For years, advances in AI have been a horse race: bigger models, better benchmark scores, more expensive clusters. This week we broke that framework. The most important development was not simply an advance in intelligence. They were competing to answer deeper questions. Who can own it, adapt it, and govern it?
Thinking Machines Lab has entered the modeling field. heartwarminga 975 billion parameter expert mixture model with 41 billion active parameters, native text, image, and audio inputs, a 1 million token context window, open weights, and an Apache 2.0 license. The company’s emphasis on tuning, controllable reasoning effort, and customization is more interesting than any leaderboard position. Inkling is a bet that the next frontier is a model that people can shape based on their own judgment, rather than simply borrowing from a centrally managed oracle.
Moonshot AI went in the opposite direction on scale while converging on the same access policy. Kimi K3 It has 2.8 trillion parameters, activates 16 out of 896 experts, supports vision and context of 1 million tokens, and is intended for long-term coding and knowledge work. Moonshot describes this as the first open model for the 3 trillion parameter class, but full weighting is not expected until later this month. This warning is important, but so is its trajectory. Chinese laboratories no longer compete solely on cost. They use openness itself as a strategic tool.

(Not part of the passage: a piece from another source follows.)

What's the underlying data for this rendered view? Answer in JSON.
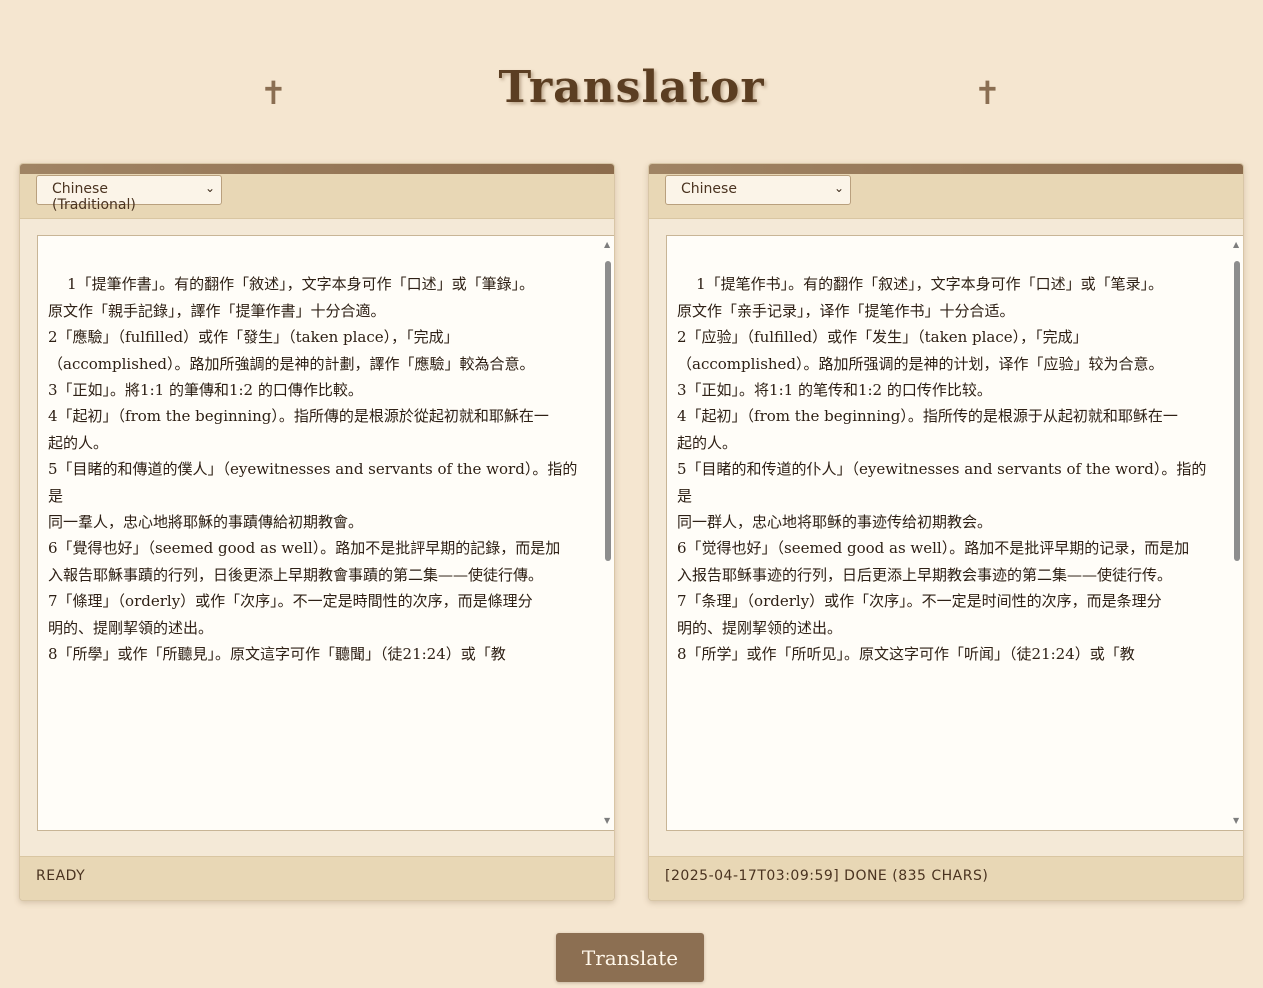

PrismML Bonsai 27B makes its most radical argument this week, through compression rather than scale. Its ternary model is 5.9GB, while the 1-bit version is 3.9GB, which PrismML says is small enough to fit into the available memory of modern smartphones. The company reports that it maintains most of its full-precision baseline performance across its benchmark suite. Independent testing determines how durable these numbers are. But the direction is clear. Information density can be as strategically important as raw information. Local models change latency, privacy, costs, and even bargaining power between users and cloud providers.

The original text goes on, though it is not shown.